The Sudanese Minister added, “This grant is a generous donation from benefactors in the State of Qatar, implemented by Qatar Charity (QC), in collaboration with Hayrat Vakfi Foundation and the Turkish Ministry of Health, which provided the air cargo and facilitated the shipping procedures to Sudan.”
He also indicated that cancer drugs have not reached the country since the beginning of the war, considering their arrival as a source of hope to fill the gap in the shortage of cancer medications.
The Sudanese Minister expressed his gratitude to the states of Qatar and Turkey for providing and delivering medical supplies.
In response, the Qatari Ambassador, as per the statement, affirmed that “the aid to our brothers in Sudan in the medical and health field is part of the distinguished relations between the two sisterly countries in all areas.”
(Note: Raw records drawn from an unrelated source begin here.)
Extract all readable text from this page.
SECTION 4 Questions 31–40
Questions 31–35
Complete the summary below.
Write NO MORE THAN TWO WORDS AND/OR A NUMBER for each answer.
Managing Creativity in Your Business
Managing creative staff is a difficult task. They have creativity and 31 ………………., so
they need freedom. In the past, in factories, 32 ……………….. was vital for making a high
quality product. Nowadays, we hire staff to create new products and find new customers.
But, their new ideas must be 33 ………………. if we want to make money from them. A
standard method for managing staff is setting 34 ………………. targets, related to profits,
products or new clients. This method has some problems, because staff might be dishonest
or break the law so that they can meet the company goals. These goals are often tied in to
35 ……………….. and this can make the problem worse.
He added that the grant is a response to the call of the Sudanese Ministry of Health to provide cancer and kidney medications, explaining ‘the commitment to the list presented by the ministry. He further noted that the medical airlift consists of 4 planes carrying specialized medications, as an extension of a previous 12-plane airlift carrying medical and relief supplies.
Since mid-April, the Sudanese Army and the Rapid Support Forces have been engaged in clashes that a series of ceasefires have failed to halt, resulting in over 3,000 deaths, mostly civilians, and more than 4 million internally displaced people and refugees inside and outside the country.